Here’s how wide open things were. When I was ten, my family moved to 133 East Chippewa, which was two blocks from the courthouse/jail/sheriff’s office and six blocks from the police station. I had hunted, by myself, with both a .22 rifle and a .410 shotgun since age eight, and I saw no reason to give it up, especially now that I was living in what appeared to be a squirrels’ paradise. I would blast squirrels out of the tall water oaks that grew in my front yard, and my girlfriend’s grandma would cook them for me, yet no one ever complained, and no cops ever came racing around the corner.

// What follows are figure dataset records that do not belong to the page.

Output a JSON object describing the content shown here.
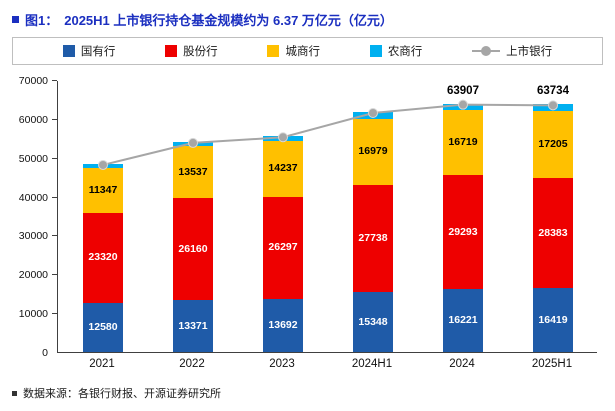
{
  "title": {
    "tag": "图1：",
    "text": "2025H1 上市银行持仓基金规模约为 6.37 万亿元（亿元）"
  },
  "source": "数据来源：各银行财报、开源证券研究所",
  "chart_data": {
    "type": "bar",
    "stacked": true,
    "title": "2025H1 上市银行持仓基金规模约为 6.37 万亿元（亿元）",
    "categories": [
      "2021",
      "2022",
      "2023",
      "2024H1",
      "2024",
      "2025H1"
    ],
    "series": [
      {
        "name": "国有行",
        "color": "#1F5BA8",
        "label_color": "#ffffff",
        "values": [
          12580,
          13371,
          13692,
          15348,
          16221,
          16419
        ]
      },
      {
        "name": "股份行",
        "color": "#EE0000",
        "label_color": "#ffffff",
        "values": [
          23320,
          26160,
          26297,
          27738,
          29293,
          28383
        ]
      },
      {
        "name": "城商行",
        "color": "#FFC000",
        "label_color": "#000000",
        "values": [
          11347,
          13537,
          14237,
          16979,
          16719,
          17205
        ]
      },
      {
        "name": "农商行",
        "color": "#00B0F0",
        "label_color": null,
        "values": [
          1150,
          1000,
          1300,
          1700,
          1674,
          1727
        ]
      }
    ],
    "line_series": {
      "name": "上市银行",
      "color": "#A6A6A6",
      "values": [
        48397,
        54068,
        55526,
        61765,
        63907,
        63734
      ],
      "point_labels": {
        "4": "63907",
        "5": "63734"
      }
    },
    "ylim": [
      0,
      70000
    ],
    "yticks": [
      0,
      10000,
      20000,
      30000,
      40000,
      50000,
      60000,
      70000
    ],
    "grid": false,
    "legend_position": "top"
  }
}
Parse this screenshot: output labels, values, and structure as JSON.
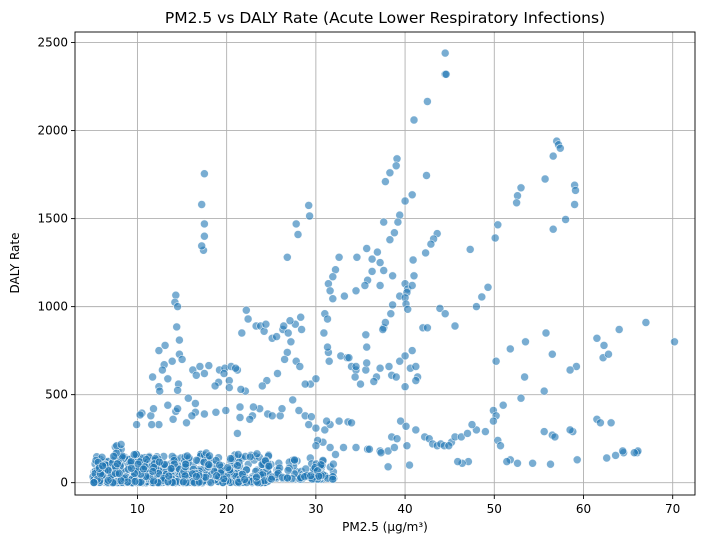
{
  "chart_data": {
    "type": "scatter",
    "title": "PM2.5 vs DALY Rate (Acute Lower Respiratory Infections)",
    "xlabel": "PM2.5 (µg/m³)",
    "ylabel": "DALY Rate",
    "xlim": [
      3,
      72.5
    ],
    "ylim": [
      -70,
      2560
    ],
    "xticks": [
      10,
      20,
      30,
      40,
      50,
      60,
      70
    ],
    "yticks": [
      0,
      500,
      1000,
      1500,
      2000,
      2500
    ],
    "grid": true,
    "marker_color": "#1f77b4",
    "marker_alpha": 0.6,
    "clusters": [
      {
        "x": [
          5,
          15
        ],
        "y": [
          0,
          150
        ],
        "n": 400
      },
      {
        "x": [
          15,
          25
        ],
        "y": [
          0,
          170
        ],
        "n": 260
      },
      {
        "x": [
          25,
          32
        ],
        "y": [
          20,
          150
        ],
        "n": 90
      },
      {
        "x": [
          7,
          10
        ],
        "y": [
          150,
          240
        ],
        "n": 12
      }
    ],
    "points": [
      [
        44.5,
        2440
      ],
      [
        44.5,
        2320
      ],
      [
        44.6,
        2320
      ],
      [
        42.5,
        2165
      ],
      [
        41,
        2060
      ],
      [
        57,
        1940
      ],
      [
        57.2,
        1920
      ],
      [
        57.4,
        1900
      ],
      [
        39.1,
        1840
      ],
      [
        39,
        1800
      ],
      [
        38.3,
        1760
      ],
      [
        37.8,
        1710
      ],
      [
        42.4,
        1745
      ],
      [
        40.8,
        1635
      ],
      [
        40,
        1600
      ],
      [
        59,
        1690
      ],
      [
        59.1,
        1660
      ],
      [
        53,
        1675
      ],
      [
        52.6,
        1630
      ],
      [
        52.5,
        1590
      ],
      [
        55.7,
        1725
      ],
      [
        56.6,
        1855
      ],
      [
        59,
        1580
      ],
      [
        17.5,
        1755
      ],
      [
        17.2,
        1580
      ],
      [
        17.5,
        1470
      ],
      [
        17.5,
        1400
      ],
      [
        17.4,
        1320
      ],
      [
        17.2,
        1345
      ],
      [
        29.2,
        1575
      ],
      [
        29.3,
        1515
      ],
      [
        27.8,
        1470
      ],
      [
        28,
        1410
      ],
      [
        26.8,
        1280
      ],
      [
        39.4,
        1520
      ],
      [
        39.2,
        1480
      ],
      [
        38.8,
        1420
      ],
      [
        38.3,
        1380
      ],
      [
        37.6,
        1480
      ],
      [
        43.6,
        1415
      ],
      [
        43.2,
        1385
      ],
      [
        42.9,
        1355
      ],
      [
        42.3,
        1305
      ],
      [
        50.4,
        1465
      ],
      [
        50.1,
        1390
      ],
      [
        47.3,
        1325
      ],
      [
        58,
        1495
      ],
      [
        56.6,
        1440
      ],
      [
        32.6,
        1280
      ],
      [
        34.6,
        1280
      ],
      [
        35.7,
        1330
      ],
      [
        36.3,
        1270
      ],
      [
        36.9,
        1310
      ],
      [
        36.3,
        1200
      ],
      [
        35.8,
        1150
      ],
      [
        32.2,
        1210
      ],
      [
        31.9,
        1170
      ],
      [
        31.4,
        1130
      ],
      [
        31.6,
        1090
      ],
      [
        31.9,
        1045
      ],
      [
        33.2,
        1060
      ],
      [
        34.5,
        1090
      ],
      [
        35.5,
        1120
      ],
      [
        37.2,
        1120
      ],
      [
        37.6,
        1205
      ],
      [
        37.2,
        1250
      ],
      [
        38.6,
        1175
      ],
      [
        39.4,
        1060
      ],
      [
        40,
        1130
      ],
      [
        40.3,
        1100
      ],
      [
        40.8,
        1120
      ],
      [
        41,
        1175
      ],
      [
        40.9,
        1265
      ],
      [
        40.2,
        1080
      ],
      [
        40,
        1050
      ],
      [
        40.1,
        1015
      ],
      [
        40.3,
        985
      ],
      [
        42,
        880
      ],
      [
        42.5,
        880
      ],
      [
        43.9,
        990
      ],
      [
        44.5,
        960
      ],
      [
        45.6,
        890
      ],
      [
        48,
        1000
      ],
      [
        48.6,
        1055
      ],
      [
        49.3,
        1110
      ],
      [
        14.3,
        1065
      ],
      [
        14.2,
        1025
      ],
      [
        14.5,
        1000
      ],
      [
        14.4,
        885
      ],
      [
        14.7,
        810
      ],
      [
        13.1,
        780
      ],
      [
        12.4,
        750
      ],
      [
        14.7,
        730
      ],
      [
        15,
        700
      ],
      [
        13.9,
        690
      ],
      [
        13,
        670
      ],
      [
        12.8,
        640
      ],
      [
        11.7,
        600
      ],
      [
        13.4,
        590
      ],
      [
        12.4,
        545
      ],
      [
        12.5,
        520
      ],
      [
        14.6,
        560
      ],
      [
        14.5,
        525
      ],
      [
        16.2,
        640
      ],
      [
        17,
        660
      ],
      [
        16.6,
        610
      ],
      [
        17.5,
        620
      ],
      [
        18,
        665
      ],
      [
        19.2,
        640
      ],
      [
        19.8,
        650
      ],
      [
        20.5,
        660
      ],
      [
        20.3,
        580
      ],
      [
        19.7,
        620
      ],
      [
        21.7,
        850
      ],
      [
        22.2,
        980
      ],
      [
        22.4,
        930
      ],
      [
        23.3,
        890
      ],
      [
        23.8,
        890
      ],
      [
        24.2,
        860
      ],
      [
        24.4,
        900
      ],
      [
        25.1,
        820
      ],
      [
        25.6,
        830
      ],
      [
        26.3,
        870
      ],
      [
        26.4,
        890
      ],
      [
        26.9,
        850
      ],
      [
        27.7,
        900
      ],
      [
        27.1,
        920
      ],
      [
        28.3,
        940
      ],
      [
        28.4,
        870
      ],
      [
        27.2,
        800
      ],
      [
        26.8,
        740
      ],
      [
        26.5,
        700
      ],
      [
        27.8,
        690
      ],
      [
        28.2,
        660
      ],
      [
        29.4,
        560
      ],
      [
        28.8,
        560
      ],
      [
        30,
        590
      ],
      [
        31.5,
        690
      ],
      [
        31.4,
        740
      ],
      [
        31.3,
        770
      ],
      [
        32.8,
        720
      ],
      [
        33.5,
        710
      ],
      [
        33.7,
        710
      ],
      [
        34,
        660
      ],
      [
        34.5,
        640
      ],
      [
        34.4,
        600
      ],
      [
        35.6,
        640
      ],
      [
        35.7,
        680
      ],
      [
        35.7,
        770
      ],
      [
        35.6,
        840
      ],
      [
        37.6,
        880
      ],
      [
        38.6,
        1010
      ],
      [
        38.4,
        960
      ],
      [
        37.8,
        910
      ],
      [
        37.5,
        870
      ],
      [
        38.2,
        660
      ],
      [
        38.5,
        610
      ],
      [
        39.4,
        690
      ],
      [
        40,
        720
      ],
      [
        40.8,
        750
      ],
      [
        40.6,
        650
      ],
      [
        41.2,
        660
      ],
      [
        41.4,
        600
      ],
      [
        41.2,
        580
      ],
      [
        40,
        545
      ],
      [
        39,
        600
      ],
      [
        37.2,
        650
      ],
      [
        36.8,
        600
      ],
      [
        36.5,
        575
      ],
      [
        35,
        560
      ],
      [
        34.5,
        660
      ],
      [
        30.9,
        850
      ],
      [
        31,
        960
      ],
      [
        31.3,
        930
      ],
      [
        25.7,
        620
      ],
      [
        24.5,
        580
      ],
      [
        24,
        550
      ],
      [
        23.7,
        420
      ],
      [
        22.1,
        520
      ],
      [
        21.6,
        530
      ],
      [
        20.3,
        540
      ],
      [
        19.1,
        570
      ],
      [
        18.7,
        550
      ],
      [
        21.2,
        640
      ],
      [
        21,
        650
      ],
      [
        18.8,
        400
      ],
      [
        19.9,
        410
      ],
      [
        17.5,
        390
      ],
      [
        16.5,
        400
      ],
      [
        15.7,
        480
      ],
      [
        16.5,
        450
      ],
      [
        15.5,
        340
      ],
      [
        14.3,
        405
      ],
      [
        14,
        360
      ],
      [
        12.4,
        330
      ],
      [
        11.6,
        330
      ],
      [
        11.5,
        380
      ],
      [
        11.8,
        420
      ],
      [
        10.5,
        395
      ],
      [
        10.3,
        385
      ],
      [
        9.9,
        330
      ],
      [
        13.4,
        440
      ],
      [
        14.5,
        420
      ],
      [
        16.1,
        380
      ],
      [
        22.9,
        380
      ],
      [
        21.5,
        370
      ],
      [
        22.6,
        360
      ],
      [
        21.2,
        280
      ],
      [
        21.5,
        430
      ],
      [
        23,
        430
      ],
      [
        24.6,
        390
      ],
      [
        25.1,
        380
      ],
      [
        26,
        380
      ],
      [
        27.4,
        470
      ],
      [
        26.2,
        420
      ],
      [
        28.1,
        410
      ],
      [
        28.8,
        380
      ],
      [
        29.5,
        375
      ],
      [
        29.2,
        330
      ],
      [
        30.8,
        230
      ],
      [
        31,
        300
      ],
      [
        31.6,
        330
      ],
      [
        32.6,
        350
      ],
      [
        33.6,
        345
      ],
      [
        34,
        340
      ],
      [
        31.2,
        350
      ],
      [
        30,
        310
      ],
      [
        30.2,
        240
      ],
      [
        30,
        210
      ],
      [
        31.6,
        200
      ],
      [
        32.2,
        160
      ],
      [
        33.1,
        200
      ],
      [
        34.5,
        200
      ],
      [
        35.8,
        190
      ],
      [
        37.2,
        180
      ],
      [
        38.1,
        180
      ],
      [
        38.5,
        260
      ],
      [
        39.1,
        250
      ],
      [
        39.5,
        350
      ],
      [
        40.1,
        320
      ],
      [
        41.2,
        300
      ],
      [
        42.2,
        260
      ],
      [
        42.7,
        250
      ],
      [
        43.1,
        220
      ],
      [
        43.6,
        210
      ],
      [
        44,
        220
      ],
      [
        44.4,
        210
      ],
      [
        45.2,
        230
      ],
      [
        45.6,
        260
      ],
      [
        46.3,
        260
      ],
      [
        47,
        280
      ],
      [
        48,
        300
      ],
      [
        47.5,
        330
      ],
      [
        49,
        290
      ],
      [
        50.4,
        240
      ],
      [
        50.7,
        210
      ],
      [
        49.9,
        410
      ],
      [
        50.2,
        380
      ],
      [
        49.9,
        350
      ],
      [
        51,
        440
      ],
      [
        50.2,
        690
      ],
      [
        51.8,
        760
      ],
      [
        53,
        480
      ],
      [
        53.5,
        800
      ],
      [
        55.8,
        850
      ],
      [
        56.5,
        730
      ],
      [
        53.4,
        600
      ],
      [
        55.6,
        520
      ],
      [
        55.6,
        290
      ],
      [
        56.5,
        270
      ],
      [
        56.8,
        260
      ],
      [
        58.8,
        290
      ],
      [
        58.5,
        300
      ],
      [
        59.2,
        660
      ],
      [
        58.5,
        640
      ],
      [
        61.5,
        820
      ],
      [
        62.3,
        780
      ],
      [
        62.2,
        710
      ],
      [
        62.8,
        730
      ],
      [
        64,
        870
      ],
      [
        67,
        910
      ],
      [
        70.2,
        800
      ],
      [
        61.5,
        360
      ],
      [
        61.9,
        340
      ],
      [
        63.1,
        340
      ],
      [
        62.6,
        140
      ],
      [
        63.6,
        155
      ],
      [
        64.5,
        170
      ],
      [
        66,
        170
      ],
      [
        66.1,
        180
      ],
      [
        65.7,
        170
      ],
      [
        64.4,
        180
      ],
      [
        59.3,
        130
      ],
      [
        56.3,
        105
      ],
      [
        54.3,
        110
      ],
      [
        52.6,
        110
      ],
      [
        51.8,
        130
      ],
      [
        51.4,
        120
      ],
      [
        47.1,
        120
      ],
      [
        46.4,
        110
      ],
      [
        45.9,
        120
      ],
      [
        44.9,
        210
      ],
      [
        37.3,
        170
      ],
      [
        36,
        190
      ],
      [
        38.1,
        90
      ],
      [
        40.5,
        100
      ],
      [
        40.2,
        210
      ],
      [
        38.8,
        200
      ]
    ]
  }
}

I also carried a .22 H&R revolver to school in my car everyday and left it under the seat with the doors unlocked. Yet, even with guns readily available, I daresay that no one ever thought of shooting another student. Such things simply were not done—they were literally unthinkable. You had to be one hardcore badass to run afoul of the powers that ruled, at least if you were white. Compared to the freedoms that I grew up taking for granted, the liberal city where I now live is like East Germany before the wall came down; I feel constantly oppressed. It’s as if the self-righteous bastards are forever watching me, forever looking for an excuse to interfere with my life.

I’ll offer another example of the freedom with which I was raised. I was more than thirty years old before I ever saw the first person pick up dog shit. Maybe some did—maybe a lot did—but I never saw them, and no one in my family ever did, although we always had one or more dogs. When I did see a person pick up dog shit for the first time, it was my dog’s shit. I was visiting a commune near Summertown, Tennessee, called “The Farm.” The Farm had 1,400 residents in the early ‘80s, and all the many visitors stayed together. So, there we were, ten or more of us, sitting in the shade shooting the breeze, when my little dog Wendy relieved herself right in the middle of our happy little group, as dogs are wont to do. After five minutes, a woman scooped up Wendy’s shit, and put it in the trash while I sat wondering whatever had possessed her to do such a thing.

I know that must sound strange, but a tolerance for dog shit was like a tolerance for all of the other bizarre things that I grew up with; if it’s all you’ve ever known, it seems normal. When I’m tempted to judge people who have different customs, I try to remember this. I often miss the South, or at least the freedom I once had there. God bless Dixie.